CASE 1
A 32-year-old female presented to the emergency department with per vaginal bleeding, lower abdominal pain and a positive beta HCG. Ultrasound imaging demonstrated a live intrauterine gestation with an estimated gestational age of 8 weeks. A further gestational sac with a live foetus was demonstrated within the left adnexa. A small perigestational haemorrhage was also noted adjacent to the intrauterine gestational sac (Fig 1-2).
A left salpingectomy was performed without complication, and subsequently the intrauterine pregnancy was uneventful with natural delivery of a healthy baby at full term.
CASE 2
A 32-year-old female presented with severe constant left lower abdominal pain, per vaginal spotting and nausea. A pelvic ultrasound was performed at 6 weeks of gestation which demonstrated a viable intrauterine gestation and a small perigestational haematoma. A heterogeneous mass was noted abutting the left ovary. It featured peripheral vascularity but no internal vascularity. There was small volume pelvic free fluid with low level internal echoes consistent with haemoperitoneum (Fig 3-5).
The patient was given a preliminary diagnosis of a haemorrhagic corpus luteal cyst. Heterotopic pregnancy was initially considered but thought less likely. The treating team opted for conservative management with a view to perform short term follow-up ultrasound. Follow-up imaging 2 days later demonstrated a persistent left adnexal mass with interval increase in haemoperitoneum volume. The mass was seen to move separate to the left ovary on transvaginal/abdominal palpation manoeuvres.

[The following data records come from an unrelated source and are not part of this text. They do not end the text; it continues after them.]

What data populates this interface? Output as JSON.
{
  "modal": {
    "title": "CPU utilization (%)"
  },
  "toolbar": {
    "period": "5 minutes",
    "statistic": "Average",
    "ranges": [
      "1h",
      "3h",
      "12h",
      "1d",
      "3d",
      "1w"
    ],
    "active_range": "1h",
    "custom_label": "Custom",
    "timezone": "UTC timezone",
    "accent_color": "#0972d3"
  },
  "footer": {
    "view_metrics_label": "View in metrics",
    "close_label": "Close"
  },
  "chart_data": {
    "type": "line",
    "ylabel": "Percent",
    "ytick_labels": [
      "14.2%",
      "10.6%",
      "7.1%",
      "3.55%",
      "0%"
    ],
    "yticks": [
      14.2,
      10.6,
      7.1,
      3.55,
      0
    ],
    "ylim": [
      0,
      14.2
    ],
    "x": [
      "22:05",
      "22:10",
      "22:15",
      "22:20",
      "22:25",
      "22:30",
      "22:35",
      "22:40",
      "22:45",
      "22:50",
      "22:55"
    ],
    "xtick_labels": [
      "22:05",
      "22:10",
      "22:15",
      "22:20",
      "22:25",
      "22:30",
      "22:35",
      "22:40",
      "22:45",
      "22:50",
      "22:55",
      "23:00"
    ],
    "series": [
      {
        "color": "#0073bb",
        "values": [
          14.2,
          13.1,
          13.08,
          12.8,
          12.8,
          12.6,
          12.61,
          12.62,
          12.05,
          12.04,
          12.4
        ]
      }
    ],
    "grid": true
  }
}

Diagnostic laparoscopy was performed on day 3 of presentation and heterotopic pregnancy was confirmed. A left salpingectomy was performed with preservation of the intrauterine pregnancy.
CASE 3
A 19-year-old female presented with suprapubic pain and a positive beta HCG. The initial ultrasound findings demonstrated both an intrauterine pregnancy and non-specific adnexal mass. The intrauterine gestational sac featured both a gestational and yolk sac but no foetal pole. This correlated to an estimated gestational age of 5 weeks and 5 days. A heterogeneous left adnexal structure was demonstrated without internal vascularity. The left ovary was not readily identified. A haemoperitoneum was also present. The differential for the adnexal mass was thought to include a ruptured haemorrhagic cyst along with ovarian torsion and heterotopic pregnancy (Fig 6-8).
The patient decided to have an outpatient surgical termination of the intrauterine pregnancy. A follow-up ultrasound was performed 2 days post termination due to increasing abdominal pain. A round thick walled avascular structure with a central hypoechoic component was seen within the left adnexa. It featured a hyperechoic rim consistent with a tubal ring sign. However, the left ovary was not identified. A moderate volume haemoperitoneum was also seen (Fig 9-10).
Diagnostic laparoscopy was performed, which confirmed a ruptured left tubal ectopic pregnancy with approximately 500 ml of haemoperitoneum and active bleeding. Left salpingectomy was performed and histological confirmation of products of conception was established.
DISCUSSION
Case 1 is a simple case with visualisation of a live tubal ectopic providing easy confirmation of a heterotopic pregnancy. This imaging finding is less common and dependent on the age of gestation. However, with increasing gestational age there is increasing risk of ectopic rupture leading to increased morbidity and mortality (4).
Case 2 and 3 illustrate the concept of availability bias, which results from the clinician or radiologist's interaction with the rarity of a disease entity. One fails to recognise the entities that are rare due to lack of recent experience or knowledge. Furthermore, satisfaction of search of the intrauterine pregnancy adds a further superimposed bias for the reporter and clinician with the temptation to ignore the adnexae (5). These cognitive bias issues lead to a downplaying of the importance of a potential diagnosis or at worst missing the entity entirely.
Differentiating a haemorrhagic corpus luteal cyst from a tubal ectopic pregnancy can be challenging. In early gestation the imaging features can be similar. A tubal ring sign and an adnexal mass that moves independently from the ovary are features highly suspicious for ectopic pregnancy . In addition, haemoperitoneum should raise further suspicion for alternative aetiologies such as a complicated heterotopic pregnancy (6-10).